Handy Variation — Any Numeric Range

The basic version assumes values in [0, 1). To sort any range, scale each value into that interval first.

def bucket_sort_range(arr, k=10):
    if not arr:
        return arr
    lo, hi = min(arr), max(arr)
    if lo == hi:
        return arr[:]            # all equal -> nothing to do
    buckets = [[] for _ in range(k)]
    span = (hi - lo) / k
    for x in arr:
        idx = int((x - lo) / span)
        if idx == k:               # the max value lands one past the end
            idx -= 1
        buckets[idx].append(x)
    out = []
    for b in buckets:
        out.extend(sorted(b))    # sort + gather in one step
    return out
OUTPUT — bucket_sort_range([29, 25, 3, 49, 9, 37, 21, 43])
[3, 9, 21, 25, 29, 37, 43, 49]

Section 12

Golden Rules

🧮 Bucket Sort — Things to Remember
1
Bucket Sort only wins on uniformly distributed data.
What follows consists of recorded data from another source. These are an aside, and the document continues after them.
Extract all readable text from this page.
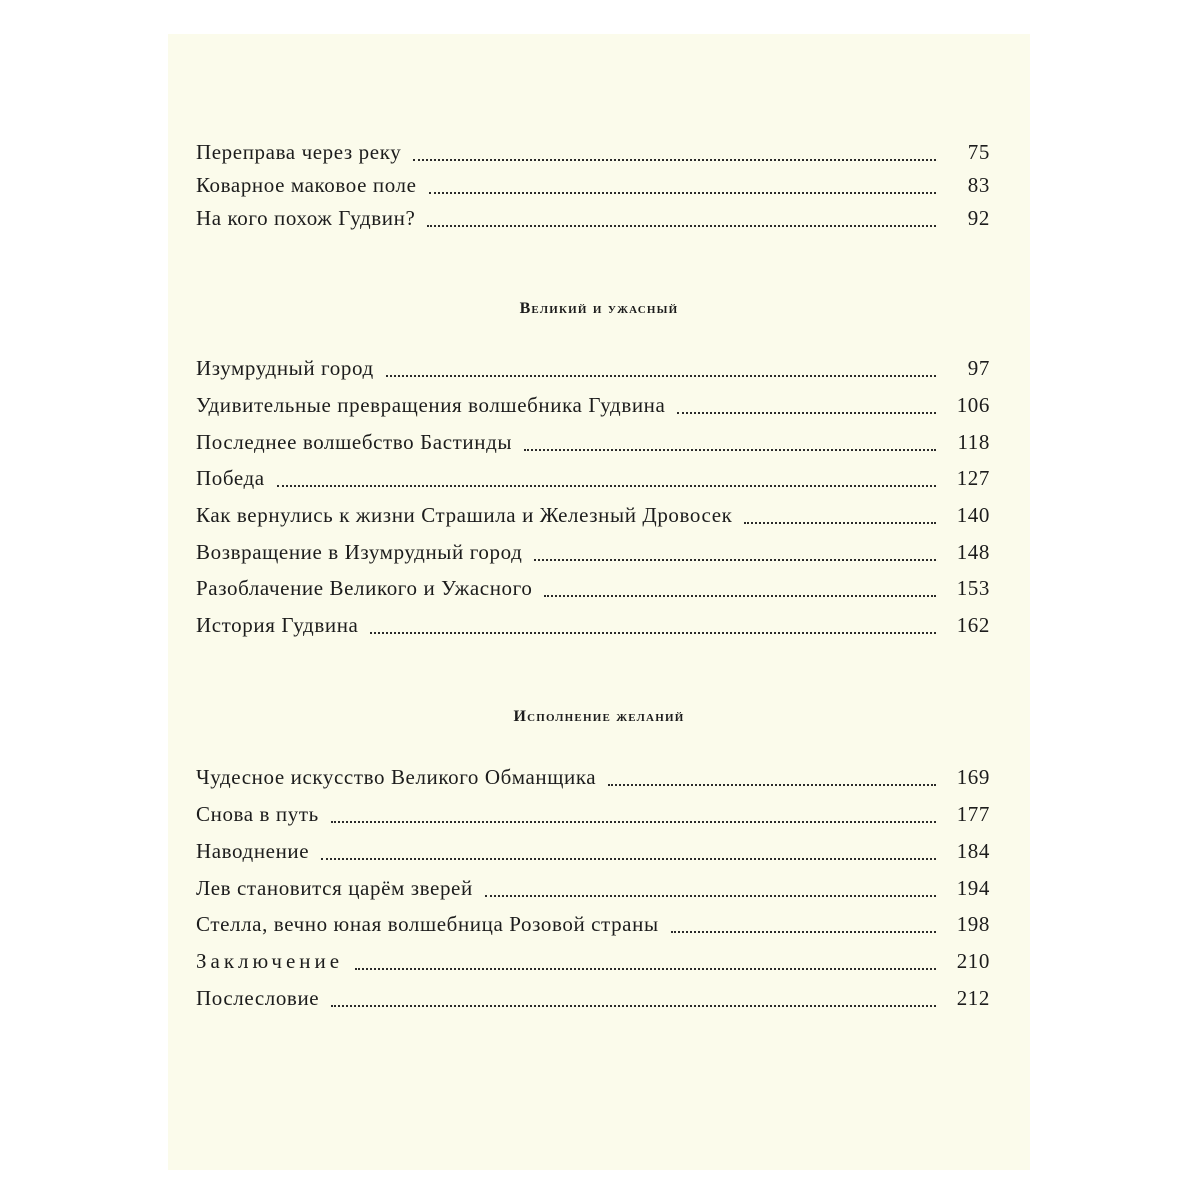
Переправа через реку	75
Коварное маковое поле	83
На кого похож Гудвин?	92
Великий и ужасный
Изумрудный город	97
Удивительные превращения волшебника Гудвина	106
Последнее волшебство Бастинды	118
Победа	127
Как вернулись к жизни Страшила и Железный Дровосек	140
Возвращение в Изумрудный город	148
Разоблачение Великого и Ужасного	153
История Гудвина	162
Исполнение желаний
Чудесное искусство Великого Обманщика	169
Снова в путь	177
Наводнение	184
Лев становится царём зверей	194
Стелла, вечно юная волшебница Розовой страны	198
Заключение	210
Послесловие	212
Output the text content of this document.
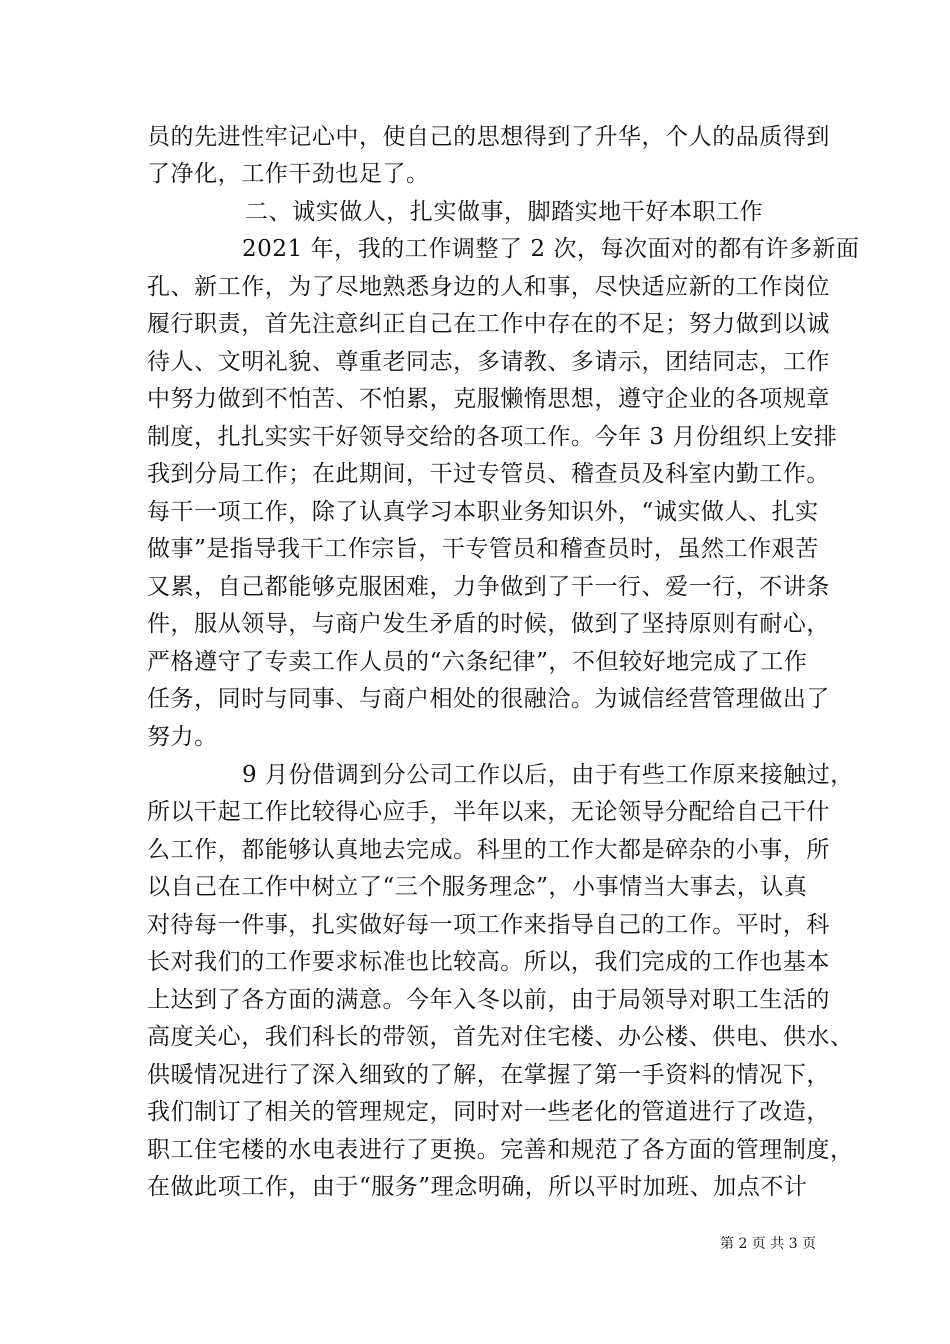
员的先进性牢记心中，使自己的思想得到了升华，个人的品质得到
了净化，工作干劲也足了。
二、诚实做人，扎实做事，脚踏实地干好本职工作
2021 年，我的工作调整了 2 次，每次面对的都有许多新面
孔、新工作，为了尽地熟悉身边的人和事，尽快适应新的工作岗位
履行职责，首先注意纠正自己在工作中存在的不足；努力做到以诚
待人、文明礼貌、尊重老同志，多请教、多请示，团结同志，工作
中努力做到不怕苦、不怕累，克服懒惰思想，遵守企业的各项规章
制度，扎扎实实干好领导交给的各项工作。今年 3 月份组织上安排
我到分局工作；在此期间，干过专管员、稽查员及科室内勤工作。
每干一项工作，除了认真学习本职业务知识外，“诚实做人、扎实
做事”是指导我干工作宗旨，干专管员和稽查员时，虽然工作艰苦
又累，自己都能够克服困难，力争做到了干一行、爱一行，不讲条
件，服从领导，与商户发生矛盾的时候，做到了坚持原则有耐心，
严格遵守了专卖工作人员的“六条纪律”，不但较好地完成了工作
任务，同时与同事、与商户相处的很融洽。为诚信经营管理做出了
努力。
9 月份借调到分公司工作以后，由于有些工作原来接触过，
所以干起工作比较得心应手，半年以来，无论领导分配给自己干什
么工作，都能够认真地去完成。科里的工作大都是碎杂的小事，所
以自己在工作中树立了“三个服务理念”，小事情当大事去，认真
对待每一件事，扎实做好每一项工作来指导自己的工作。平时，科
长对我们的工作要求标准也比较高。所以，我们完成的工作也基本
上达到了各方面的满意。今年入冬以前，由于局领导对职工生活的
高度关心，我们科长的带领，首先对住宅楼、办公楼、供电、供水、
供暖情况进行了深入细致的了解，在掌握了第一手资料的情况下，
我们制订了相关的管理规定，同时对一些老化的管道进行了改造，
职工住宅楼的水电表进行了更换。完善和规范了各方面的管理制度，
在做此项工作，由于“服务”理念明确，所以平时加班、加点不计
第 2 页 共 3 页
If you can't assume that, reach for a comparison sort instead.
2
The index formula is everything: int(n × x) for [0, 1), or int(k × (x − min)/(max − min)) for a general range. Always guard the max value so it doesn't land in an out-of-range bucket.
3
Choose your inner sort deliberately. Insertion sort is great for tiny buckets; Python's .sort() (Timsort) is a safe default.
4
It is not in-place. Budget O(n + k) extra memory for the buckets and the output list.
5
Want stability? Use a stable inner sort and append buckets in order. Then equal keys keep their original sequence.
6
Remember the three words: scatter, sort, gather. If you can picture letters going into pigeonholes and being scooped back out, you understand the whole algorithm.